From Thomas Jefferson to William Pelham, 19 August 1804
To William Pelham
Monticello Aug. 19. 04.
Th: Jefferson presents his compliments to mr Pelham and his thanks for mr Austin’s book, which he shall with pleasure employ his first leisure moments in reading.
RC (Mary Pelham McNamara, Houston, Texas, 1960); addressed: “Mr. William Pelham Boston”; franked; endorsed.

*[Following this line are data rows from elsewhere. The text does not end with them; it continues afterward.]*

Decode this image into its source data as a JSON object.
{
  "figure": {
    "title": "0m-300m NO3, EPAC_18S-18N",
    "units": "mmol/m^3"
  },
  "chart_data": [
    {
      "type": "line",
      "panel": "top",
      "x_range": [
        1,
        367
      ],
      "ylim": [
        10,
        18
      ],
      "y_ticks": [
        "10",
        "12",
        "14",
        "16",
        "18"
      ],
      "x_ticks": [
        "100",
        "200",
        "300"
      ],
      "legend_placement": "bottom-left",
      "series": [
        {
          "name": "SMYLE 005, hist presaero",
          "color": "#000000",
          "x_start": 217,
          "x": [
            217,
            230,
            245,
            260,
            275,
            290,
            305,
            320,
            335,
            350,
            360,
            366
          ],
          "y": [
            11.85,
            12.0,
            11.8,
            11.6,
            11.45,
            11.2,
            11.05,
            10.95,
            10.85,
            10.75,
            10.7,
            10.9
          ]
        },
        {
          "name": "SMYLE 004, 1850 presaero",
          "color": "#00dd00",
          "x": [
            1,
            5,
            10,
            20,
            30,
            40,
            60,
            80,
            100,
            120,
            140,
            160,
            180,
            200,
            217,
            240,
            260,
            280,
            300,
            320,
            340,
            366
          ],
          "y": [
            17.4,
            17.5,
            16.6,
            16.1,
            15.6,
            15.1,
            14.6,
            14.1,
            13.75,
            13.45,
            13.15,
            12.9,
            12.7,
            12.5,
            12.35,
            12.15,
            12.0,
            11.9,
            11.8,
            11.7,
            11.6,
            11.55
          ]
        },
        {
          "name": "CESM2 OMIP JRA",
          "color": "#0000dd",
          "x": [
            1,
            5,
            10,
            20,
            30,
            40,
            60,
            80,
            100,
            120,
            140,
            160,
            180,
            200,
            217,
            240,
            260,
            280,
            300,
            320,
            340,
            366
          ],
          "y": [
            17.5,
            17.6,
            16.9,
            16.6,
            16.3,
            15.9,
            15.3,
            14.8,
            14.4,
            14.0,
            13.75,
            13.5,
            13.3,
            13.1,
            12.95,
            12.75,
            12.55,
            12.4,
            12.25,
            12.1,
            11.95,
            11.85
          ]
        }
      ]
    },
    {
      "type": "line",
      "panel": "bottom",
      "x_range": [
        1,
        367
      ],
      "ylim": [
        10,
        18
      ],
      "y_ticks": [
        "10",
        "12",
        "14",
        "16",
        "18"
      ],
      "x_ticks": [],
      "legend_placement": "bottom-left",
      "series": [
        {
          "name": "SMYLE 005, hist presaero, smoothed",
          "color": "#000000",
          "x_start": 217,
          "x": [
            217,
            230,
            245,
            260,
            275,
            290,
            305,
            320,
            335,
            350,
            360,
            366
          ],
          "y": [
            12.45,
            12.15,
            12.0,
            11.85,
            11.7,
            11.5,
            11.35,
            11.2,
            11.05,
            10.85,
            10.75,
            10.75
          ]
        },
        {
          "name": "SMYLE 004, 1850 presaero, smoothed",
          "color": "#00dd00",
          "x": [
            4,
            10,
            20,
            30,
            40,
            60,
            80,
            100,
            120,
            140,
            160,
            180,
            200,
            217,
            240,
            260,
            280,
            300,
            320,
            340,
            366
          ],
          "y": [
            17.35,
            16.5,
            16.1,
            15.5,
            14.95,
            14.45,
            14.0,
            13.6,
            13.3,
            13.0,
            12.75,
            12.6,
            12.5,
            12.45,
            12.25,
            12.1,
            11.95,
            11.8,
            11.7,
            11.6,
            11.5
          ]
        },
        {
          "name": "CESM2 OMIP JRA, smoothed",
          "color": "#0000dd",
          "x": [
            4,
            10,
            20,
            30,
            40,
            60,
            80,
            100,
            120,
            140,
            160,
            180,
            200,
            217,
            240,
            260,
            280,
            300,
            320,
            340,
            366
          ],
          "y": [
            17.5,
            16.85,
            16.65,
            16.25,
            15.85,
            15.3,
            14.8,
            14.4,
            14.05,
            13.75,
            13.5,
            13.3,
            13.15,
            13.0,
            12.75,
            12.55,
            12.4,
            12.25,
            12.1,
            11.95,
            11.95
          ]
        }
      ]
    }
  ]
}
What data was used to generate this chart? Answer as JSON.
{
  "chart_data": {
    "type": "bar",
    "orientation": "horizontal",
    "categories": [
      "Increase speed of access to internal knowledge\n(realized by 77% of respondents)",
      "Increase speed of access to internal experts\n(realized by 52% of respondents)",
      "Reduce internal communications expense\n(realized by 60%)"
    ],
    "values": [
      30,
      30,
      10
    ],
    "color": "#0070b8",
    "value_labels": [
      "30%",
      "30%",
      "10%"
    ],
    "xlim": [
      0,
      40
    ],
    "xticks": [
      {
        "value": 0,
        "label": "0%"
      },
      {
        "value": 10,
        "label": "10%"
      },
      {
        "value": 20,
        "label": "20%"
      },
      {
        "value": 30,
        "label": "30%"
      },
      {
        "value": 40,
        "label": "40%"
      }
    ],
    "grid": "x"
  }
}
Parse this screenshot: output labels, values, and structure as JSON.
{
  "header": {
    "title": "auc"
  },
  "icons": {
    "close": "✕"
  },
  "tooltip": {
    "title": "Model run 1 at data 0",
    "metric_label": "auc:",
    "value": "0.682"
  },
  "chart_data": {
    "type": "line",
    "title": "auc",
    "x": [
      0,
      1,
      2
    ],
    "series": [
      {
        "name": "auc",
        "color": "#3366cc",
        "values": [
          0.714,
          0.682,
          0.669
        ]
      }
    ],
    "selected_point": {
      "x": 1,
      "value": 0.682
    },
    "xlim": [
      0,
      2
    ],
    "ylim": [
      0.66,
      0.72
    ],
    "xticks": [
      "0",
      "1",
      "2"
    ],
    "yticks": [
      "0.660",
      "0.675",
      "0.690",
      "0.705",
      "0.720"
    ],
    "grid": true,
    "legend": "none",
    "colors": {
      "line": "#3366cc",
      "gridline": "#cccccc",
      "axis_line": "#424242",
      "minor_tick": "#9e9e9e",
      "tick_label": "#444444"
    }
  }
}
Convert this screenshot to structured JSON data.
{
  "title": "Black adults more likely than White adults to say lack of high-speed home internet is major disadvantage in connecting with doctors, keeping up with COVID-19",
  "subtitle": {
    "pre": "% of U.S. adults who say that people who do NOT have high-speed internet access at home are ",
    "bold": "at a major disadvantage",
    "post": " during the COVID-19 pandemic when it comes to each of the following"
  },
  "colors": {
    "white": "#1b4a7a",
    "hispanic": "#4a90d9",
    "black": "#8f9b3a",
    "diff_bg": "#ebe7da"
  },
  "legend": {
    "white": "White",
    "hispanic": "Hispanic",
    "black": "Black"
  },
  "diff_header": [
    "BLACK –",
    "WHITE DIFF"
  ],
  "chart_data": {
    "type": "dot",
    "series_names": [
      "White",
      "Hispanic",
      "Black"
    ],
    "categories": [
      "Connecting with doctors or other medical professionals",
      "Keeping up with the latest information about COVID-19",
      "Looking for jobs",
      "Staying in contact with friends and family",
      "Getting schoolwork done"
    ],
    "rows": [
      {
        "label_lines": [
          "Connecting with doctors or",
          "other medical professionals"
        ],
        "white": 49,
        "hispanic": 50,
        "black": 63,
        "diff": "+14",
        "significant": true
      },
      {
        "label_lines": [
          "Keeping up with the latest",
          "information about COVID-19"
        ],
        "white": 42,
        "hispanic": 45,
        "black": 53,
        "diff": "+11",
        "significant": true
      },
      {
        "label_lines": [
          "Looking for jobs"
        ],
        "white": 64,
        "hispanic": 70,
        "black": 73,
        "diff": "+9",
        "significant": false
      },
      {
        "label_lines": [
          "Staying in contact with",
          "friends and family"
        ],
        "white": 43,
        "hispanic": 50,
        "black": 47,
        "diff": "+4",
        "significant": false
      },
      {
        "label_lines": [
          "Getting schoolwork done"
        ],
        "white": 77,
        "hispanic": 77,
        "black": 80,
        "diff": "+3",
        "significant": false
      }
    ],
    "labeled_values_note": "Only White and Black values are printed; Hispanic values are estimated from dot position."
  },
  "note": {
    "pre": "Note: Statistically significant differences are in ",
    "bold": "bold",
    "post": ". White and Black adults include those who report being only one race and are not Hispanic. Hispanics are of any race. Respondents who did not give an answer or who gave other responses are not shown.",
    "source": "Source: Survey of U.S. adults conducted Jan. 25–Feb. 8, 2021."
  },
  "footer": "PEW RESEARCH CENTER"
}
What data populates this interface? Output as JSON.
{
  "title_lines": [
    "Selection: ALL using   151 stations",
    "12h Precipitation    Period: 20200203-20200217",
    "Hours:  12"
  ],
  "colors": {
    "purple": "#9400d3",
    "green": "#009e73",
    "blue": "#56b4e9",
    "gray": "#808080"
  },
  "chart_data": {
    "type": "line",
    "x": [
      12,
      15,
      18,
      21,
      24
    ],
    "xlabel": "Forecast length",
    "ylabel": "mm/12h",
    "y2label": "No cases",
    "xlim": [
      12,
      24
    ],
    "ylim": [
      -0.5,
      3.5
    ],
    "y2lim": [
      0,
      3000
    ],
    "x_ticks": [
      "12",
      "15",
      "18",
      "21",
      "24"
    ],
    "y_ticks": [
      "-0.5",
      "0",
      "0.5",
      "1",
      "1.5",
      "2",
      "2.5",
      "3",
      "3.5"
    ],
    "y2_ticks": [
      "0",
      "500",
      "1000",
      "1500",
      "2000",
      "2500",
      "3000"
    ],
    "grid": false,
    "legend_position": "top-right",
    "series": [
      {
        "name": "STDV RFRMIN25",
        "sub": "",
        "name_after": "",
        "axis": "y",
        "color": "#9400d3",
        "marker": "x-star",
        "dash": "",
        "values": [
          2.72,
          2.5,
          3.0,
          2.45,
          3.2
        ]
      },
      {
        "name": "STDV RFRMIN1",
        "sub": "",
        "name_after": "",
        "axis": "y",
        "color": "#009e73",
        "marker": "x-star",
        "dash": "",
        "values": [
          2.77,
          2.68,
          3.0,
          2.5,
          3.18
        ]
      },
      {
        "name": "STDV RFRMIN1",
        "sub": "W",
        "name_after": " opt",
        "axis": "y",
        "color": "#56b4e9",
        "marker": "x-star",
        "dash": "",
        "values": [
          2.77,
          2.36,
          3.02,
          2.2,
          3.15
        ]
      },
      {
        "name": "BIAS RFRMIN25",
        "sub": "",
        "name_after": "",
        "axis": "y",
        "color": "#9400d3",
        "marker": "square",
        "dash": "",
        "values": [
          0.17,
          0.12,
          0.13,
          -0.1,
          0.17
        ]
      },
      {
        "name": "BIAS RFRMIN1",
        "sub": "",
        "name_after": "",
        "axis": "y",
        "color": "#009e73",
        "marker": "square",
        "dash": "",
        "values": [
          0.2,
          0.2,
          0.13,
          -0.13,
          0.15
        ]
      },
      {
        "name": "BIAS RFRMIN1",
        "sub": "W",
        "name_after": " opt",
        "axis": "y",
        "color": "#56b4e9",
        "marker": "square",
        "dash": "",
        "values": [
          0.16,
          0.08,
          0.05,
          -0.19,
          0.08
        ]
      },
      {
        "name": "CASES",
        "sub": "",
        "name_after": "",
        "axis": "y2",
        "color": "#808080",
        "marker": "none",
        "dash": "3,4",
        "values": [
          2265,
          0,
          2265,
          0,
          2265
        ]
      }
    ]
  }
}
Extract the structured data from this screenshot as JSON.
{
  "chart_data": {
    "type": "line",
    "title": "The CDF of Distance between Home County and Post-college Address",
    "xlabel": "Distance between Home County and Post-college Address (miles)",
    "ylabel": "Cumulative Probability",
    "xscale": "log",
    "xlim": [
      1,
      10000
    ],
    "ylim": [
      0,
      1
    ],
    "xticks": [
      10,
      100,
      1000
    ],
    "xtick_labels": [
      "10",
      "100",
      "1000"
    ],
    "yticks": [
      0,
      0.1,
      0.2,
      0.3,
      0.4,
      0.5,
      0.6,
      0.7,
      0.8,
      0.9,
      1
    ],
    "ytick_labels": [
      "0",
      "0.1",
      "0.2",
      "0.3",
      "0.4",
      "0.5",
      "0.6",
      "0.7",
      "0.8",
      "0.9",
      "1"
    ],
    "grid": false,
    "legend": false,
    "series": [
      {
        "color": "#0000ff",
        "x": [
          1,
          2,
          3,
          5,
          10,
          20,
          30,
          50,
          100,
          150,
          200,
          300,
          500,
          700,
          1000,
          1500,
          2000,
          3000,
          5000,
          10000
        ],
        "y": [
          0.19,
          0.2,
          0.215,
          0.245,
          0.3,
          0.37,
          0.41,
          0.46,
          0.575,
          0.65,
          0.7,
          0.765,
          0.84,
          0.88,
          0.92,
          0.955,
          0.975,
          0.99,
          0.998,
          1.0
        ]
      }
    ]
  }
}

Born in Williamsburg, Virginia, William Pelham (1759-1827) served as a surgeon during the Revolutionary War. After traveling through Europe in the early 1790s, Pelham returned to the United States, purchased a bookshop in Boston in 1796, and eventually opened a lending library. In the early 1800s, Pelham also entered the publishing business. He sold his Boston firm in 1811. After a series of moves through New Jersey, Pennsylvania, and Ohio, Pelham eventually joined Robert Owen’s utopian community in New Harmony, Indiana, in 1825, where he edited the New-Harmony Gazette until his death (Caroline Creese Pelham, “William Pelham,” , 2d ser., 8 [1928], 42-5; Boston Columbian Centinel, 18 June 1796; William Pelham, William Pelham Respectfully Solicits the Attention of the Public to the Following Conditions of His Circulating Library [Boston, 1796]; William Pelham, Catalogue of Pelham’s Circulating Library [Charlestown, Mass., 1801]; New-Harmony Gazette, 7 Feb. 1827).
mr Austin’s book: with a letter dated Boston, 10 Aug., but not found, Pelham likely sent TJ a copy of William Austin’s travel letters (William Austin, Letters from London: Written during the Years 1802 & 1803 [Boston, 1804]; No. 3877).